Caso Brunna Letycia: julgamento de réus começa com 15 testemunhas previstas
Julgamento no Tribunal do Júri começa com depoimentos-chave e deve ouvir 15 testemunhas entre acusação e defesa
Com o plenário completamente ocupado, começou por volta das 10h30 desta quinta-feira (16), no Fórum Benjamin Colucci, o julgamento que vai decidir o futuro de Renata Alexandre Sant’Ana, 32, e Herick Patrick Soares Dornelas, 33, réus pelo homicídio de Brunna Letycia, de 24 anos – sufocada, colocada em uma mala e parcialmente incinerada em janeiro de 2024.
O primeiro a falar para o Tribunal do Júri, composto por sete pessoas sorteadas – quatro mulheres e três homens -, foi o porteiro do prédio no Bairro Previdenciários – local em que ocorreu o crime e onde a jovem foi vista com vida pela última vez. Em seguida, sentou ao banco de testemunhas o síndico do prédio e o motorista de aplicativo que transportou o casal e a mala onde o corpo de Brunna foi colocado. A corrida saiu do Bairro Previdenciários, na Zona Sul e seguiu até o Milho Branco, na Zona Norte, onde o cadáver foi desovado e parcialmente queimado. A primeira parte da sessão, que entrou em intervalo, foi finalizada com o relato de um dos policiais civis que participaram da investigação do caso. Ele confirmou que o Herick indicou onde o corpo de Brunna havia sido deixado, e que a identidade da vítima foi encontrada à época intacta perto do local, diferente do celular, que foi parcialmente queimado.
Ao todo, seis testemunhas de acusação e nove de defesa serão inquiridas, conforme o Tribunal de Justiça de Minas Gerais (TJMG), em sessão presidida pela juíza Joyce de Souza de Paula. O casal foi indiciado por homicídio qualificado por motivo torpe (ciúmes), mediante asfixia e com recurso que dificultou a defesa da vítima, além de ocultação de cadáver, todos em concurso de pessoas, já que os dois teriam agido juntos.
Familiares pedem justiça e ressaltam a memória de Brunna

Brunna nasceu no estado do Rio de Janeiro, casou-se com um mineiro, morou em Ubá e posteriormente em Juiz de Fora. Na cidade, ela começou a cursar Direito e depois estética. Conforme contou a família à Tribuna, ela foi professora de balé, modelo, fez curso de teatro e, na escola, sempre foi uma ótima aluna. “Sempre foi destaque, rainha da primavera, fez circo, o sonho dela era ser artista, estava concluindo curso de DJ quando aconteceu isso.” Brunna também deixou um filho prestes a completar 3 anos na ocasião, a mãe, o pai, um irmão e vários amigos.
A mãe de Brunna, Jane dos Santos Vicente, 59 anos, esteve na porta do fórum com uma camisa estampada com uma foto do rosto da filha, mas preferiu não participar da sessão. “Eu brincava com ela (Brunna) e com meu neto nesta praça” lembra a mãe, no Parque Halfeld. “Hoje meu neto tá com dificuldade de falar, mora com o pai e está fazendo tratamento.” A criança completou 5 anos recentemente.

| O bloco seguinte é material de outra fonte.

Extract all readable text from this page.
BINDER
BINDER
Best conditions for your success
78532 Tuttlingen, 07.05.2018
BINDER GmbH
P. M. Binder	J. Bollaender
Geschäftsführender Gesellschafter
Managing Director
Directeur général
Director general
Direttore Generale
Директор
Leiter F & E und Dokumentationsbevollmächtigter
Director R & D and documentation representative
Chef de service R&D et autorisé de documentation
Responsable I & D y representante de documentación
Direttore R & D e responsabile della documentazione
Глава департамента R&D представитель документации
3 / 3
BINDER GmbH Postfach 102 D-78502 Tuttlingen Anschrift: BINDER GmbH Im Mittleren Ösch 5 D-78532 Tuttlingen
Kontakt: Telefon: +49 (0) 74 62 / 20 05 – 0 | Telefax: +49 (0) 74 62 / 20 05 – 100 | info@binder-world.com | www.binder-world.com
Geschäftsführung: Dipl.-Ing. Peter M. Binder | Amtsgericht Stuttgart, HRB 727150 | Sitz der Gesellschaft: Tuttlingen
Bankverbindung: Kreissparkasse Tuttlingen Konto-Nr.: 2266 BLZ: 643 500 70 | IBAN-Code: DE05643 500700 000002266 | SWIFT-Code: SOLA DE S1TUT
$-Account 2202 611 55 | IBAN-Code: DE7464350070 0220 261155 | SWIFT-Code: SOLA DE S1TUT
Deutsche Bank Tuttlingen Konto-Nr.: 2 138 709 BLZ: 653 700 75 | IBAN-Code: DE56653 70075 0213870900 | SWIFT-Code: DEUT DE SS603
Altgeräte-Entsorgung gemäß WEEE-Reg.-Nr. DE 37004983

Ela relembra que recebeu a notícia da morte da filha no dia 5 de janeiro, data em que faz aniversário. “Eu não acredito até agora. Choro muito e não acredito, parece que ela vai voltar, ouço ela me chamando, parece que ela vai entrar em casa a qualquer momento”, desabafa a mãe, que relembra os sonhos da filha e mantém seu quarto intacto, segundo ela “como se fosse um altar”.
“O pai não aguentou a dor e faleceu”, disse o irmão, Humberto Brendon Vicente Cotta Júlio, 32 anos, sobre a morte do pai, João Batista, em janeiro do ano passado. Outros familiares e amigos de Brunna também participam deste primeiro dia de julgamento. Eles trazem consigo faixas e cartazes com o pedido de justiça.
A advogada Laura de Almeida Schefer, que representa a defesa de Herick ao lado dos advogados Karen Santos, Luiz Eduardo Lima e Márcio Leonardo Grossi, afirmou que “nosso objetivo primordial é que possamos contar a história de Herick, para que a sociedade tenha acesso ao que aconteceu naquela noite”.
A advogada de Renata, Eleonora Barbosa Nogueira de Lucena, disse que a defesa trabalha com as provas dos autos. “Existe o processo legal justamente para isso, para angariar provas, para que a verdade dos fatos venha à tona.” Ela preferiu não revelar detalhes. “A defesa vai se manifestar em plenário. Estamos muito confiantes na Justiça, e a ré, também.”